このエントリーをはてなブックマークに追加 地域: 湖北町 2011年12月19日更新

 「歴史に二人の義経あり!」平家打倒の最大の労を功したのは「源(九郎)義経」、そして、彼とほぼ時期を同じくして活躍したもう一人の義経がいた。湖北出身の「源(山本)義経」である。
 聞くところによると、九郎義経は源義家の子孫で、源平の合戦で華々しく登場し、悲劇の最期を遂げた英雄である。一方、山本義経は義家の弟「新羅三郎義光」の子孫だという。山本義経の名は山本山(長浜市湖北町山本)を拠点にしたことにちなむという。山本山の登山口にある朝日山神社にはこんな伝承がある。
 —源頼朝が平家追討の旗を上げ、各地で源氏が蜂起し、呼応した山本義経は、軍議の際、境内の松に鎧をかけたことから、その松を「よろいかけの松」と呼ぶようになった—。境内に残る松は何代目かになると、長浜市文化財保護センターの山﨑清和さん(55)が教えてくださった。
 『玉葉(平安時代末期から鎌倉時代初期にかけて執筆された公家九条兼実の日記)』や『吾妻鏡(鎌倉時代に成立した歴史書)』によると、治承4年(1180)、山本義経ら近江の源氏は琵琶湖の水運をおさえるなどして京の平家を押さえ込もうとしたが、「平家随一の知将」ともいわれた平清盛の4男・平知盛軍が出陣。近江を北上し、山本山を攻撃したことが記されている。山本山は落城するが、山本義経は敗走し鎌倉にいた頼朝と会見する。自らを平家追討の先陣にしてほしいと願い出たのだ。そして約3年の後、山本義経は、頼朝の元を離れ木曽義仲の軍に加わり、義仲軍は「倶利伽羅峠の戦い」で平家の大軍を破った。

 山本山には義仲にちなんだ言い伝えもある。
 —義仲は上洛の途中山本山に陣を布いた。そのときに義仲の愛妾巴御前の産んだ子がすぐに亡くなってしまった。義仲は子を葬り、五輪塔を建て松を植えた。わが子を思い振り返りつつ京へ向かったため、この松を「みかえりの松」と呼ぶようになった—。言い伝えられている塔は、山本の集落のはずれに残っている。
 なぜ山本義経は頼朝から離れ義仲についたのだろう。「湖北が拠点の山本義経にしてみれば、木曽から京へと攻める義仲とは距離的に近いという地理的なことではないでしょうか」と山﨑さんは推測する。
 平家を追討した功労により、山本義経も昇格する。
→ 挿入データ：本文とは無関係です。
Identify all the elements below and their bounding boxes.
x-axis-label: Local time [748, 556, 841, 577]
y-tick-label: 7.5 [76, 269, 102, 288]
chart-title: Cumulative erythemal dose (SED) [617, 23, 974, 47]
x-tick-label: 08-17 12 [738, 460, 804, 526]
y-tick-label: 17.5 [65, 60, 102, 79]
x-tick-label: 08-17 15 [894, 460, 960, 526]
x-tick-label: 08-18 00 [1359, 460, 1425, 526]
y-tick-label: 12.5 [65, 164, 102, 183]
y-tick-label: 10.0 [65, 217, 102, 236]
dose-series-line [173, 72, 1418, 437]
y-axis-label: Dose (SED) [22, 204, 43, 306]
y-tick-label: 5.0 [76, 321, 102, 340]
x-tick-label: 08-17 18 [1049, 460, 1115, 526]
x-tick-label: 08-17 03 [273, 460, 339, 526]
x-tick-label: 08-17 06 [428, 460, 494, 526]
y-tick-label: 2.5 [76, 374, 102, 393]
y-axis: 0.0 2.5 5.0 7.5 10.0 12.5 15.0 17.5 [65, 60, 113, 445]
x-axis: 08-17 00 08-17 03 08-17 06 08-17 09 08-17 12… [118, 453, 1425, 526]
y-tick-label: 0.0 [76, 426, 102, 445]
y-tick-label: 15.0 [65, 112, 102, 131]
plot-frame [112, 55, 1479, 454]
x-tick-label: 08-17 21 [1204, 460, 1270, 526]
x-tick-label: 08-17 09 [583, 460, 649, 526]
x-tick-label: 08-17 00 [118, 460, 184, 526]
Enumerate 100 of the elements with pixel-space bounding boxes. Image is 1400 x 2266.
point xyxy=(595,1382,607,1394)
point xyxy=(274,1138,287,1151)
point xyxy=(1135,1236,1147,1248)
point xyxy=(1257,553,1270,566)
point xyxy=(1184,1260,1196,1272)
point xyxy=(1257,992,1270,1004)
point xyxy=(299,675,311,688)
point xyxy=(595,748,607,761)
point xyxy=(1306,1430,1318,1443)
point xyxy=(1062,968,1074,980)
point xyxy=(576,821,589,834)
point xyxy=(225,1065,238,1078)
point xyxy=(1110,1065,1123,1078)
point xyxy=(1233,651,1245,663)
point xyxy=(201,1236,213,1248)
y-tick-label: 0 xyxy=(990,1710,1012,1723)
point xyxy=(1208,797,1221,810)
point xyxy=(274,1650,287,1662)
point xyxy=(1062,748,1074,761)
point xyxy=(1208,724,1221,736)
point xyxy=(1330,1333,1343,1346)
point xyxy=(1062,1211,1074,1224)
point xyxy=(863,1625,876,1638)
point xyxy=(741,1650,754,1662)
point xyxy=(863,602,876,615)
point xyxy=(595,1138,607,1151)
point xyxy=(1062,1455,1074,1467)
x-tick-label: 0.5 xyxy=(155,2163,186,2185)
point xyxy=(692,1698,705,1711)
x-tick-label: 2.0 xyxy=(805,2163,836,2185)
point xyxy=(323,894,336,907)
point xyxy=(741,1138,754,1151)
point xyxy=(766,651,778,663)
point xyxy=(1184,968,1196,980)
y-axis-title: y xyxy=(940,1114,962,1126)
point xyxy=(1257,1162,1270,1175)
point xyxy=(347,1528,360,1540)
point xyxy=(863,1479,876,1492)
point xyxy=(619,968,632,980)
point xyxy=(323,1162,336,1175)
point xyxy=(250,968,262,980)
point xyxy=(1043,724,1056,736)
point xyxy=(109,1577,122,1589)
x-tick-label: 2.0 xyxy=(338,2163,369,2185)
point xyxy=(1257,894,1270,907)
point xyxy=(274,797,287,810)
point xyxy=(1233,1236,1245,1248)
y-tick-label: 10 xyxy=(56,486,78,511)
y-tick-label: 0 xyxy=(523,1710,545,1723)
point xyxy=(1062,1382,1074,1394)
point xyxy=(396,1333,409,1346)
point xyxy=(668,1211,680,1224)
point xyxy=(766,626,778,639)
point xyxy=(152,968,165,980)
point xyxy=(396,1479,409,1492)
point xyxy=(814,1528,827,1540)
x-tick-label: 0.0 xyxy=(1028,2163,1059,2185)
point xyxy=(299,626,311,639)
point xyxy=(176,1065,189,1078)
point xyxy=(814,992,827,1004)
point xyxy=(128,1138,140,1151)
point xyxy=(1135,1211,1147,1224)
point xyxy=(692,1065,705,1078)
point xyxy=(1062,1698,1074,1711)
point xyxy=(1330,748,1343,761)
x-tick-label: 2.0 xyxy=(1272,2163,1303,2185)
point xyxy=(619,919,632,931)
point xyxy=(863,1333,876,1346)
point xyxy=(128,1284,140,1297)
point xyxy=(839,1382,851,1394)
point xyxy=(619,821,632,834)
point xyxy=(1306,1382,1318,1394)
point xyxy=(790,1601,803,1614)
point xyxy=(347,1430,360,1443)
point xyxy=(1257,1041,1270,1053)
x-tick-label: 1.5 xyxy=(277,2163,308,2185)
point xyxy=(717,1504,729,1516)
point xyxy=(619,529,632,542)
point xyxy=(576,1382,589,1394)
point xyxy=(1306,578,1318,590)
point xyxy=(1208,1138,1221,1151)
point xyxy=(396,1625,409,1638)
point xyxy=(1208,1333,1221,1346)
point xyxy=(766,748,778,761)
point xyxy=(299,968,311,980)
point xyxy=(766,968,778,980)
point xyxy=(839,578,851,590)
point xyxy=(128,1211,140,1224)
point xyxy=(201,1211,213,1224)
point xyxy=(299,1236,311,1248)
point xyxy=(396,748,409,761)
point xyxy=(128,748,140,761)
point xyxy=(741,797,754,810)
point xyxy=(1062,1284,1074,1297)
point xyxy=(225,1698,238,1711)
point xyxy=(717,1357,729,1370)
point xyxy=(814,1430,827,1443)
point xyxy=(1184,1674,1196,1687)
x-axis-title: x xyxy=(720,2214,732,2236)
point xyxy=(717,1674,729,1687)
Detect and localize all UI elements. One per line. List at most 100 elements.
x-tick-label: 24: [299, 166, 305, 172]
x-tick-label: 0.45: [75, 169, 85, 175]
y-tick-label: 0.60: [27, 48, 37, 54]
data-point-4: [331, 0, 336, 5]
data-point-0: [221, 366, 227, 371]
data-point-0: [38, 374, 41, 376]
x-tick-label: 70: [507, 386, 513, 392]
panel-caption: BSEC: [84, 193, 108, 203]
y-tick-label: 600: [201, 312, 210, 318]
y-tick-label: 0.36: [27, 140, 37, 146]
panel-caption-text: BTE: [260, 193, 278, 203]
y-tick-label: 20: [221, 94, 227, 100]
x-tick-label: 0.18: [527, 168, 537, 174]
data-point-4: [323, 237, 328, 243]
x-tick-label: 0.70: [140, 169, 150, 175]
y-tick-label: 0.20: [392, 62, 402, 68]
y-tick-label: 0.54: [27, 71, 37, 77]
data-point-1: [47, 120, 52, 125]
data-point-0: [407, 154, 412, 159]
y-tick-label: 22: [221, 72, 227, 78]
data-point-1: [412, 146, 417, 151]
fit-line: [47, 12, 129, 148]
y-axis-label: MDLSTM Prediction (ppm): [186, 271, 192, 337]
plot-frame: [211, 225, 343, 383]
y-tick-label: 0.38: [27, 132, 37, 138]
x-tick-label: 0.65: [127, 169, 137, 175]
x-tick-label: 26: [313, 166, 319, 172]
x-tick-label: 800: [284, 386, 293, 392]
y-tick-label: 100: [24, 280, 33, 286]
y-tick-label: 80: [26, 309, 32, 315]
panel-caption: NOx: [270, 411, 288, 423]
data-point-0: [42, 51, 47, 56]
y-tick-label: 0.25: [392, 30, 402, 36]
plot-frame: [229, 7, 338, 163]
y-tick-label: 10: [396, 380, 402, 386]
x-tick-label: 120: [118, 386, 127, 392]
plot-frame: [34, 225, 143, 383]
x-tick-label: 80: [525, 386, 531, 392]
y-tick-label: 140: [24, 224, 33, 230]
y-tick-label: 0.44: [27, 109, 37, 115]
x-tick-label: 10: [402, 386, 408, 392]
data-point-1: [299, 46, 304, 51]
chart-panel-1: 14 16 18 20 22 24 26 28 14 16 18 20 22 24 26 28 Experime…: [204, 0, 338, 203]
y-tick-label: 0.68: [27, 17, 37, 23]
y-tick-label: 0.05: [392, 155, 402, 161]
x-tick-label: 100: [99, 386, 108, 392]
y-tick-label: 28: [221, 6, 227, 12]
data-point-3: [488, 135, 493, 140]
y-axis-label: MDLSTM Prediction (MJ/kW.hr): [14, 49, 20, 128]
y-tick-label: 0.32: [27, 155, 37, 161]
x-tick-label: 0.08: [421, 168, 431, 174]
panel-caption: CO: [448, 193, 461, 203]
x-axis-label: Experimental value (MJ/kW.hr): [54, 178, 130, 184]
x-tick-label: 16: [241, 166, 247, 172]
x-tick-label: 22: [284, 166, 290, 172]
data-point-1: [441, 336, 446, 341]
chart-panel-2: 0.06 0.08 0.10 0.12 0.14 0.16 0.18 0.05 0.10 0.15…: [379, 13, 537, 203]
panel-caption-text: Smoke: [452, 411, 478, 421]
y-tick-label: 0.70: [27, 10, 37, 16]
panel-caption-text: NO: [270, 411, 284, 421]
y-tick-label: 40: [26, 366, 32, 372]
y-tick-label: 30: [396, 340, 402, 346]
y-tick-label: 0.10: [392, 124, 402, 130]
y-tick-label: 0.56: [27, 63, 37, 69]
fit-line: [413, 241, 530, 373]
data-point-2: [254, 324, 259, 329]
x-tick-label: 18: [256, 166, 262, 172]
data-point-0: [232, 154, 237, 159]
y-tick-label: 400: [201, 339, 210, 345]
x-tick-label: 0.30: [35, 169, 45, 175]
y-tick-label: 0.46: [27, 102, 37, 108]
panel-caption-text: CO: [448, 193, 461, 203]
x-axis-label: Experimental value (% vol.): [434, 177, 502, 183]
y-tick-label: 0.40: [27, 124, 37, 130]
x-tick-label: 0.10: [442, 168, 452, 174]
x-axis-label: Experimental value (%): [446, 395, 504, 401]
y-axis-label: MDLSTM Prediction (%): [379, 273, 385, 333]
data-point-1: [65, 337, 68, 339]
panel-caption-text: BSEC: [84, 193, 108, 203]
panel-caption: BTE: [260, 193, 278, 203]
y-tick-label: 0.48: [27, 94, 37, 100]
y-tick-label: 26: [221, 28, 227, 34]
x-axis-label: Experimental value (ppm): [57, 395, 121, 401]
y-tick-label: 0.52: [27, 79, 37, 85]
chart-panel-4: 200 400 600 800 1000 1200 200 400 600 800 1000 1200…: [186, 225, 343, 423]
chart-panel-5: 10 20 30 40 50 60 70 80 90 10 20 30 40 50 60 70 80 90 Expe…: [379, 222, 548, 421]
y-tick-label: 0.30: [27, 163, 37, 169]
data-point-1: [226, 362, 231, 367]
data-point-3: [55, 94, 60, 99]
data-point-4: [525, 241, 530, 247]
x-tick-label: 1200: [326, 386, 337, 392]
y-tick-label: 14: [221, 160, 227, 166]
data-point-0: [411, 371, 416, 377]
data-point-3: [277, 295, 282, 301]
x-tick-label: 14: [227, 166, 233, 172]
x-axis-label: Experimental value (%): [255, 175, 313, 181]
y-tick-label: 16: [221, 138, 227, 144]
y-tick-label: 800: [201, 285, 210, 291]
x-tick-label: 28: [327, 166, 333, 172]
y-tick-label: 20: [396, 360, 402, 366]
しかしその期間はわずかであった。京での狼藉が目立った義仲を追討する勅命が頼朝に下ったのだ。実動部隊として動いたのは源九郎義経。かたや義仲軍の山本義経。「宇治川の戦い」でふたりの義経は対峙することになった…。義仲軍は敗れ、義仲は大津の粟津で討たれ、山本義経も歴史の表舞台から姿を消すことになる。
 「今でこそ義経といえば九郎義経を指しますが、当時の都から見れば辺境の奥州で過ごしていた九郎義経より、義仲の片腕として活躍した山本義経の方が有名であったはずです。宇治川の戦いでふたりの知名度が逆転してしまったのでしょう」。

 2012年のNHK大河ドラマは「平清盛」である。山本義経の登場は期待できないが、DADAではしばらく、源平縁の地を追いかけていくことにする。